Recipe: idea generation and alternatives
- Goal: diverse options with tradeoffs.
- Settings: higher temperature or higher top-p; multiple candidates.
- Prompting: require options to be meaningfully different and to list tradeoffs/failure modes.
Recipe: structured output / JSON
- Goal: stable schema compliance.
- Settings: low temperature; conservative sampling; single candidate; reasonable max output tokens.
- Prompting: include a schema, example output, and strict “output JSON only” constraints; validate output.
Smaller scope + clear acceptance criteria + verification steps usually outperform any amount of knob tuning.
Diagnose problems by symptom
Symptom: output is chaotic or ignores the spec
- Likely cause: too much variance or unclear constraints.

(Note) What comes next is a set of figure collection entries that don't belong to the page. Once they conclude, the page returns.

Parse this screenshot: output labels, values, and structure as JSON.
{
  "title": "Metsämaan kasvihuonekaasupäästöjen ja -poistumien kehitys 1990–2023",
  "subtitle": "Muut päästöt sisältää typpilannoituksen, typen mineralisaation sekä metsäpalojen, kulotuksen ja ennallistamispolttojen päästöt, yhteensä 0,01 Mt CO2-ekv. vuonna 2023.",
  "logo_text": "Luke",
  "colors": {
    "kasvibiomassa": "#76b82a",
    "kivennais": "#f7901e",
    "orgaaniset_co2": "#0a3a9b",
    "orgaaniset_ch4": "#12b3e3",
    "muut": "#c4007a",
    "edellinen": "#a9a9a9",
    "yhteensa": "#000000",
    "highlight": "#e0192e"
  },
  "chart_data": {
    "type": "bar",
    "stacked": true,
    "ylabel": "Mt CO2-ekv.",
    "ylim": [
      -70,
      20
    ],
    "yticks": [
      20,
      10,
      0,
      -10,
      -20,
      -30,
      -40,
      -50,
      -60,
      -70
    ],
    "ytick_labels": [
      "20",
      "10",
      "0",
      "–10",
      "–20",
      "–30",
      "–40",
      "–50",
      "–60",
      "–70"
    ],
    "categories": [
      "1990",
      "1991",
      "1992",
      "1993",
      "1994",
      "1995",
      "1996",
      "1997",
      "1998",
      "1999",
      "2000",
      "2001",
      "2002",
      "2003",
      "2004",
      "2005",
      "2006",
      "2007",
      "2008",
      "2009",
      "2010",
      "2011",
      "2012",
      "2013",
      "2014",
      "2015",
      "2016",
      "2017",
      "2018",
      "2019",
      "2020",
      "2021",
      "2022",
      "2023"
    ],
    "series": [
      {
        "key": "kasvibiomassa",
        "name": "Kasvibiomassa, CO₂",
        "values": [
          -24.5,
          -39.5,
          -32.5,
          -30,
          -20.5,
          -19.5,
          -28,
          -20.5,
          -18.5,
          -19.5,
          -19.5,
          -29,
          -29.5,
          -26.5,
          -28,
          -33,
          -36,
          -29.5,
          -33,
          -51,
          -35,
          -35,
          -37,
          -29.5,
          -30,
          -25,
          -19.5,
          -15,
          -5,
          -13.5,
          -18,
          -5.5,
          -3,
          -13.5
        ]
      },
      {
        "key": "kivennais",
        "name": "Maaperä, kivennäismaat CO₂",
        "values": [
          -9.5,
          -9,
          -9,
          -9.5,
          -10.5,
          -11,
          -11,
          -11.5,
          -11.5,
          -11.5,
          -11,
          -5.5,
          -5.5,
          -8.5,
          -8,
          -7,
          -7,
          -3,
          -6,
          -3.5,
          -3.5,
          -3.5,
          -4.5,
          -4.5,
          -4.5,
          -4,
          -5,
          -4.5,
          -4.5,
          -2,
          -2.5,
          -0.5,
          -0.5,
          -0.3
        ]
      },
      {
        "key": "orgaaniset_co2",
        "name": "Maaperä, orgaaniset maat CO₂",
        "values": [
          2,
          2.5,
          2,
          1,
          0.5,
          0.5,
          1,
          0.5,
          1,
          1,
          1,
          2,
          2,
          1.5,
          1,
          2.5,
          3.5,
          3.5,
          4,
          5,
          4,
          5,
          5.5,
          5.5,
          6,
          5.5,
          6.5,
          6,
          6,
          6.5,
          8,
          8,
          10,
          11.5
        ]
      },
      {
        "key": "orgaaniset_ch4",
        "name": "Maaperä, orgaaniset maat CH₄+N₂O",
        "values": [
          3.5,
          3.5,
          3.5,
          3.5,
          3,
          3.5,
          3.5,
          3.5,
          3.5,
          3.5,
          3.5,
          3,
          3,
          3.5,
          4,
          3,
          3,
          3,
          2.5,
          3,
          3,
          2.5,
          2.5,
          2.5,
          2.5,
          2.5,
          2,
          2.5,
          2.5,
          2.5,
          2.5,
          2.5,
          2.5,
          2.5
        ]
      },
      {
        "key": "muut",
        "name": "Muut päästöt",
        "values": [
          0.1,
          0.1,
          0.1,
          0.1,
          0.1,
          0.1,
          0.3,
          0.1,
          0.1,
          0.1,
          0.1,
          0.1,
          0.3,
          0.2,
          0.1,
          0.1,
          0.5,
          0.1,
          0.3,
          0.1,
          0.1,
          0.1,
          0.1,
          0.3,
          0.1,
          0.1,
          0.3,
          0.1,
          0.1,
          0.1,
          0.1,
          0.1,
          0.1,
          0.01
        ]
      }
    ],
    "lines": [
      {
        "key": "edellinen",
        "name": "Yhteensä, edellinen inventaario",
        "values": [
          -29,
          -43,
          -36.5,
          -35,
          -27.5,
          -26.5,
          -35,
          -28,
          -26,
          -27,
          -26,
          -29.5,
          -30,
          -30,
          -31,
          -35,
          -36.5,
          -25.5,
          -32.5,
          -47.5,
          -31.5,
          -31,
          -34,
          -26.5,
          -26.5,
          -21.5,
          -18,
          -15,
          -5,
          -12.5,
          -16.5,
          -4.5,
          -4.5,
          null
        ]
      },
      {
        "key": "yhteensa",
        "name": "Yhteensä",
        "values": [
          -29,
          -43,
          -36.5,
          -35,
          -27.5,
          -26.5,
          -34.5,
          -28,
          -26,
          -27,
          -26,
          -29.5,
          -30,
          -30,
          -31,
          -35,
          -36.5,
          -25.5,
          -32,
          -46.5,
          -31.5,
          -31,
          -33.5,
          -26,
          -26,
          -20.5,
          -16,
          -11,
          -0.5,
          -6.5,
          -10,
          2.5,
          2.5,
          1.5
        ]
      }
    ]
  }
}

- Fix: reduce temperature/top-p, generate one candidate, restate constraints at the top, request a small diff.
Symptom: output is repetitive or unimaginative
- Likely cause: sampling is too conservative, or your prompt is over-constraining.
- Fix: ask for multiple candidates; increase diversity slightly; explicitly request alternatives.
Symptom: same prompt gives wildly different results
- Likely cause: high randomness settings and/or a messy, contradictory context.
- Fix: tighten context (summary + working set), lower randomness, add explicit acceptance criteria.
Symptom: incomplete code/JSON
- Likely cause: max output tokens too low, or stop sequence triggering early.
- Fix: raise max tokens slightly, adjust stop sequences, ask for output in smaller parts.
Change one thing at a time, and verify with a small test set. Otherwise you won’t know what caused the improvement.
A calibration method that actually works
If you want settings that reliably work for your tasks, calibrate like an engineer:
- Choose a task type (e.g. “small diffs,” “JSON extraction,” “brainstorming”).
- Write one canonical prompt with clear constraints and acceptance criteria.
- Run 5 trials at one setting and save the outputs.
- Change one knob (temperature or top-p) and run 5 more trials.
- Score the outputs against your criteria (did it follow constraints? did it pass tests? was it verbose?).
- Lock a default for that task type.
This turns “creativity knobs” into a measurable workflow: you pick settings that maximize success rate, not vibes.
For coding tasks, optimize for: success rate per attempt and time-to-verified, not “how impressive the first answer looked.”